I’m returning from a lecture at Ave Maria University in Florida, my first exposure to this extraordinary entrepreneurial venture. The University is just the beginning. This is an entire, full-service town, privately conceived and built.
The idea was hatch in 2002 by Tom Monaghan, founder of Domino’s Pizza. The notion was to create a new town with a university and Catholic Church at the very center, but surrounded by real life as expressed in the commercial sector, something like the model you find in innumerable European cities that combine religious attachment with progressive hustle bustle that you find only within a free-enterprise framework.
Of course in the European model, you have organic development of the structure, plus many centuries for development. For a new town outside of Naples, Florida, the attempt to recreate this sense of community centered on faith required something unknown to European cities: a private form of central planning with development compressed into a few years.
The vision might have foundered on this flaw alone (vibrant towns resist planning but instead depend on spontaneous order) but Monaghan had experience in the world of free enterprise and correctly saw that in opening this town, he was not acting as a central planner so much as an entrepreneur or real estate developer. It was a risk he was ready to bear. That meant marketing and the creation of a friendly environment for business to thrive.

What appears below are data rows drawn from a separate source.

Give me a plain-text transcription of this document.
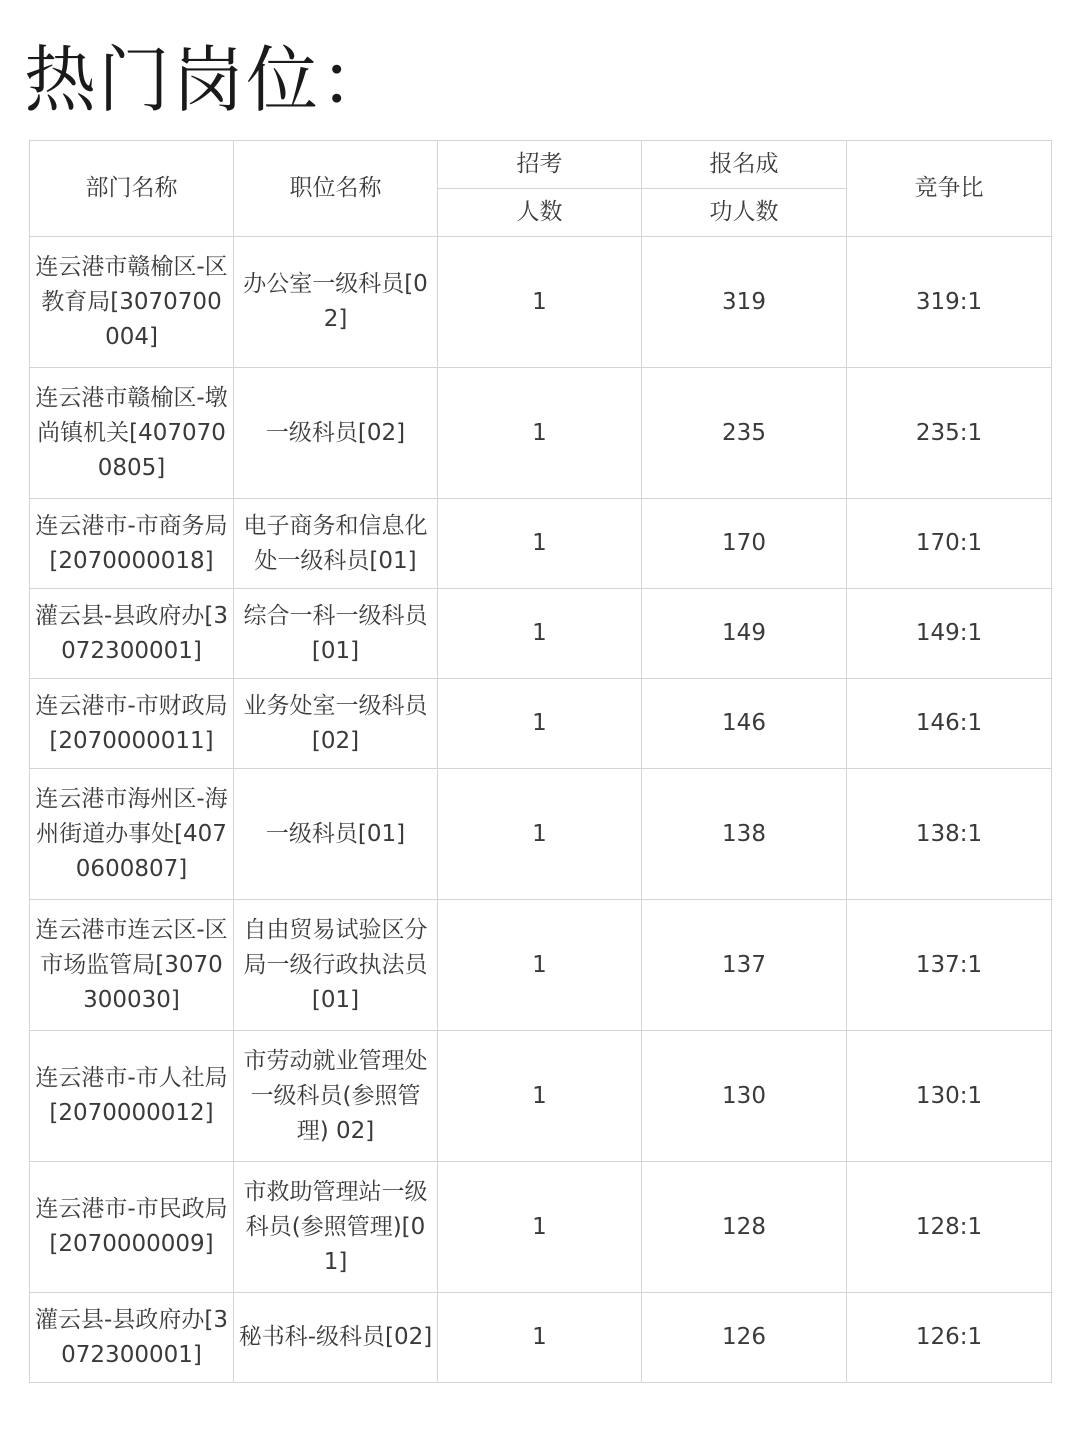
热门岗位：
部门名称	职位名称	招考	报名成	竞争比
		人数	功人数	
连云港市赣榆区-区教育局[3070700004]	办公室一级科员[02]	1	319	319:1
连云港市赣榆区-墩尚镇机关[4070700805]	一级科员[02]	1	235	235:1
连云港市-市商务局[2070000018]	电子商务和信息化处一级科员[01]	1	170	170:1
灌云县-县政府办[3072300001]	综合一科一级科员[01]	1	149	149:1
连云港市-市财政局[2070000011]	业务处室一级科员[02]	1	146	146:1
连云港市海州区-海州街道办事处[4070600807]	一级科员[01]	1	138	138:1
连云港市连云区-区市场监管局[3070300030]	自由贸易试验区分局一级行政执法员[01]	1	137	137:1
连云港市-市人社局[2070000012]	市劳动就业管理处一级科员(参照管理) 02]	1	130	130:1
连云港市-市民政局[2070000009]	市救助管理站一级科员(参照管理)[01]	1	128	128:1
灌云县-县政府办[3072300001]	秘书科-级科员[02]	1	126	126:1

It was and is a brilliant plan. The idea was to create a huge community with a university and high school and grade school with gorgeous residential areas. Families would move there. Their kids would go to school. Students would would attend the university. Businesses would be drawn by an abundance of labor, both earnest and low priced, and also the close proximity of a customer base. Business owners and parents would move to the community to live amidst a thriving religious culture in which the Church was the town center. It would all work provided the engine of private enterprise was there to combine all these efforts into a beautiful and orderly town. This is a grand and inspiring vision.
And yet, the contemporary story of Ave Maria, Florida, is told in the sign you see driving in: “Established 2007.” I do not know the details of what has happened to home prices but I do know that the wonderful vision was unveiled at the height of the real estate and economic boom. I don’t know what happened to the price of homes but it can’t be good from the point of view of owners.

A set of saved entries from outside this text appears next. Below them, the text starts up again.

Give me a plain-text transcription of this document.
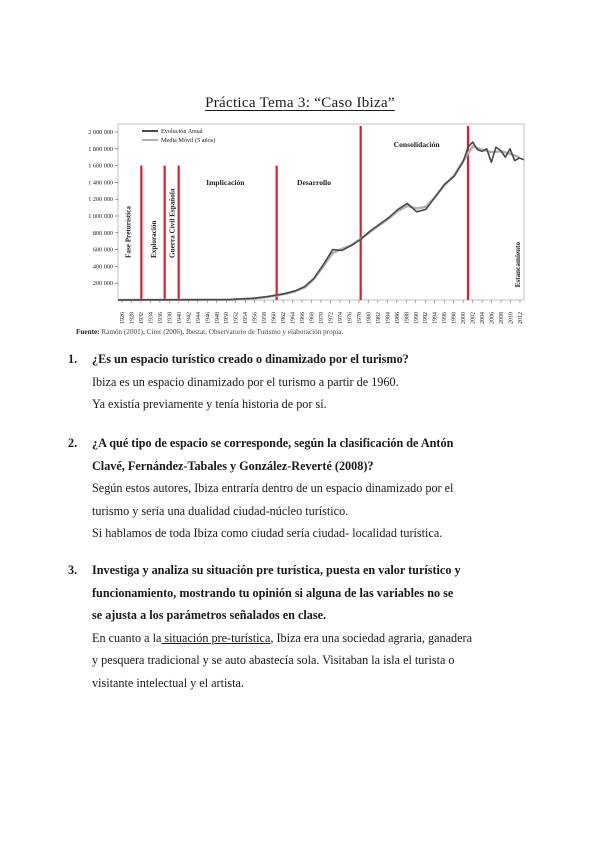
Práctica Tema 3: “Caso Ibiza”
2 000 000
1 800 000
1 600 000
1 400 000
1 200 000
1 000 000
800 000
600 000
400 000
200 000
1926 1928 1932 1934 1936 1938 1940 1942 1944 1946 1948 1950 1952 1954 1956 1958 1960 1962 1964 1966 1968 1970 1972 1974 1976 1978 1980 1982 1984 1986 1988 1990 1992 1994 1996 1998 2000 2002 2004 2006 2008 2010 2012
Evolución Anual
Media Móvil (5 años)
Fase Preturística Exploración Guerra Civil Española
Implicación	Desarrollo
Consolidación
Estancamiento
Fuente: Ramón (2001), Cirer (2006), Ibestat, Observatorio de Turismo y elaboración propia.
1. ¿Es un espacio turístico creado o dinamizado por el turismo?
Ibiza es un espacio dinamizado por el turismo a partir de 1960.
Ya existía previamente y tenía historia de por sí.
2. ¿A qué tipo de espacio se corresponde, según la clasificación de Antón
Clavé, Fernández-Tabales y González-Reverté (2008)?
Según estos autores, Ibiza entraría dentro de un espacio dinamizado por el
turismo y sería una dualidad ciudad-núcleo turístico.
Si hablamos de toda Ibiza como ciudad sería ciudad- localidad turística.
3. Investiga y analiza su situación pre turística, puesta en valor turístico y
funcionamiento, mostrando tu opinión si alguna de las variables no se
se ajusta a los parámetros señalados en clase.
En cuanto a la situación pre-turística, Ibiza era una sociedad agraria, ganadera
y pesquera tradicional y se auto abastecía sola. Visitaban la isla el turista o
visitante intelectual y el artista.
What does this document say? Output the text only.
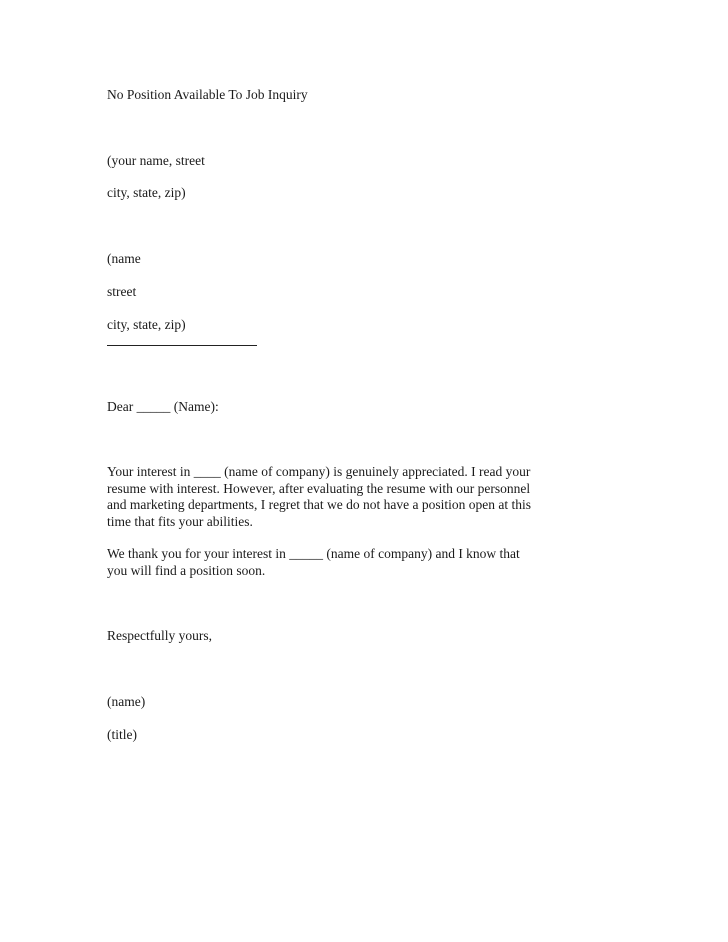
No Position Available To Job Inquiry
(your name, street
city, state, zip)
(name
street
city, state, zip)
Dear _____ (Name):
Your interest in ____ (name of company) is genuinely appreciated. I read your
resume with interest. However, after evaluating the resume with our personnel
and marketing departments, I regret that we do not have a position open at this
time that fits your abilities.
We thank you for your interest in _____ (name of company) and I know that
you will find a position soon.
Respectfully yours,
(name)
(title)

I do know that something like 1/4 or fewer of the homes that people expected to sell have in fact sold. The bust of 2008 created a disaster of immobility nationwide, thus hobbling the possibilities of growth for many entrepreneurial. People can’t move anywhere, must less to Florida. People are stuck because houses sell for far less than they once did, saddling people with catastrophic financial losses and eliminating even the option of looking at a place like Ave Maria as a possible relocation spot.

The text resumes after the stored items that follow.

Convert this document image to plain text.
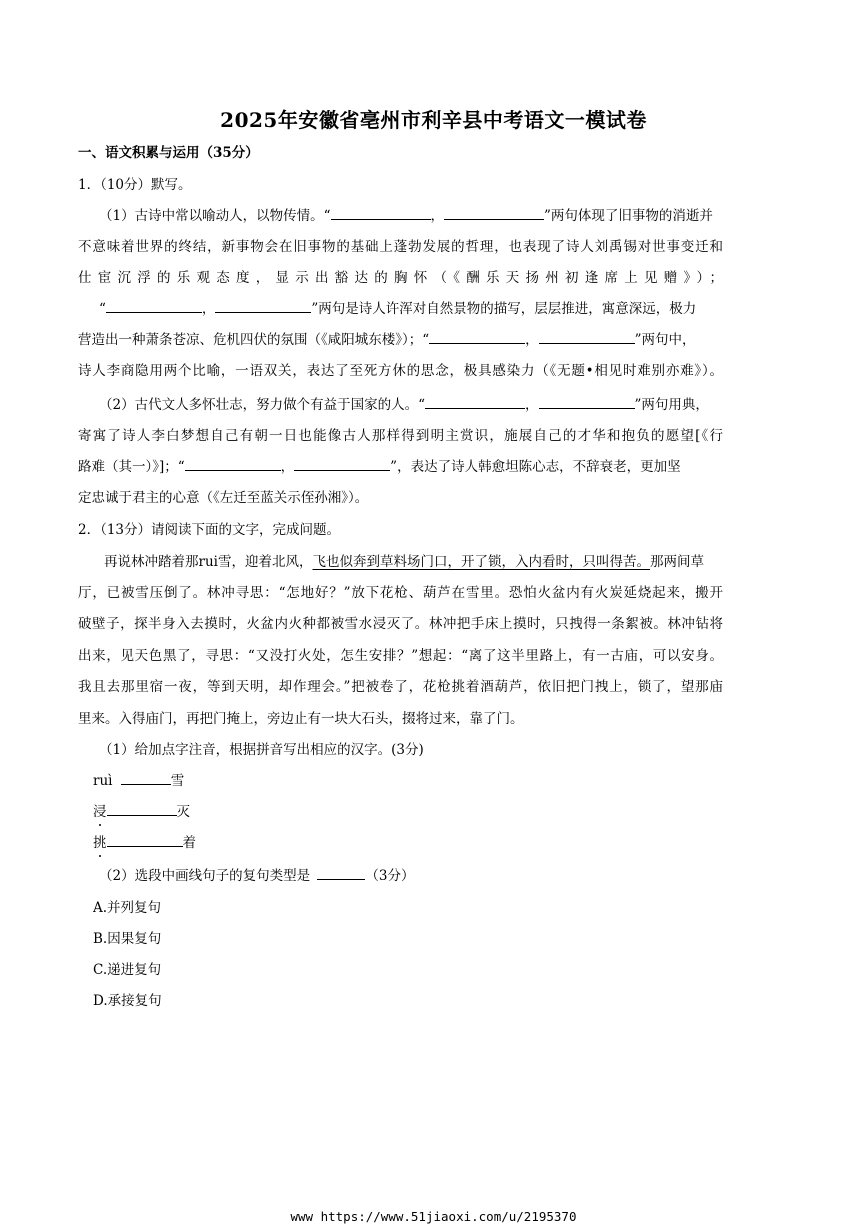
2025年安徽省亳州市利辛县中考语文一模试卷
一、语文积累与运用（35分）
1．（10分）默写。
（1）古诗中常以喻动人，以物传情。“	，	”两句体现了旧事物的消逝并
不意味着世界的终结，新事物会在旧事物的基础上蓬勃发展的哲理，也表现了诗人刘禹锡对世事变迁和
仕宦沉浮的乐观态度，显示出豁达的胸怀（《酬乐天扬州初逢席上见赠》）；
“	，	”两句是诗人许浑对自然景物的描写，层层推进，寓意深远，极力
营造出一种萧条苍凉、危机四伏的氛围（《咸阳城东楼》）；“	，	”两句中，
诗人李商隐用两个比喻，一语双关，表达了至死方休的思念，极具感染力（《无题•相见时难别亦难》）。
（2）古代文人多怀壮志，努力做个有益于国家的人。“	，	”两句用典，
寄寓了诗人李白梦想自己有朝一日也能像古人那样得到明主赏识，施展自己的才华和抱负的愿望[《行
路难（其一）》]；“	，	”，表达了诗人韩愈坦陈心志，不辞衰老，更加坚
定忠诚于君主的心意（《左迁至蓝关示侄孙湘》）。
2．（13分）请阅读下面的文字，完成问题。
再说林冲踏着那rui雪，迎着北风，飞也似奔到草料场门口，开了锁，入内看时，只叫得苦。那两间草
厅，已被雪压倒了。林冲寻思：“怎地好？”放下花枪、葫芦在雪里。恐怕火盆内有火炭延烧起来，搬开
破壁子，探半身入去摸时，火盆内火种都被雪水浸灭了。林冲把手床上摸时，只拽得一条絮被。林冲钻将
出来，见天色黑了，寻思：“又没打火处，怎生安排？”想起：“离了这半里路上，有一古庙，可以安身。
我且去那里宿一夜，等到天明，却作理会。”把被卷了，花枪挑着酒葫芦，依旧把门拽上，锁了，望那庙
里来。入得庙门，再把门掩上，旁边止有一块大石头，掇将过来，靠了门。
（1）给加点字注音，根据拼音写出相应的汉字。(3分)
ruì	雪
浸	灭
挑	着
（2）选段中画线句子的复句类型是	（3分）
A.并列复句
B.因果复句
C.递进复句
D.承接复句
www https://www.51jiaoxi.com/u/2195370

Had this entire venture been put in place 10 years earlier, Ave Maria, Florida, would today be a beacon to the world of what private enterprise can do, not just for worldly things but also for communities of faith. It might have shown how every sector of society is capable of opening a private town with a cultural atmosphere supportive of a particular interest. Whether it is Orthodox Judaism, Baptist snake handlers, or a nudist colony, a free society permits and encourages this kind of privately supported community formation. A thousand flowers can bloom.
In so many ways, Ave Maria, Florida, is an inspiration. The setback is a consequence of macroeconomic trends, a victim of the central bank and Greenspan and the business cycle these create. I like to think that Ave can stick it out until the bust ends. The dream of the founders can in fact be a reality – the only problem is that the wickedness of the boom-bust cycle (yes, there is reason to fear it) has delayed it. The bust has tested this vision just as it has tested everything and everybody.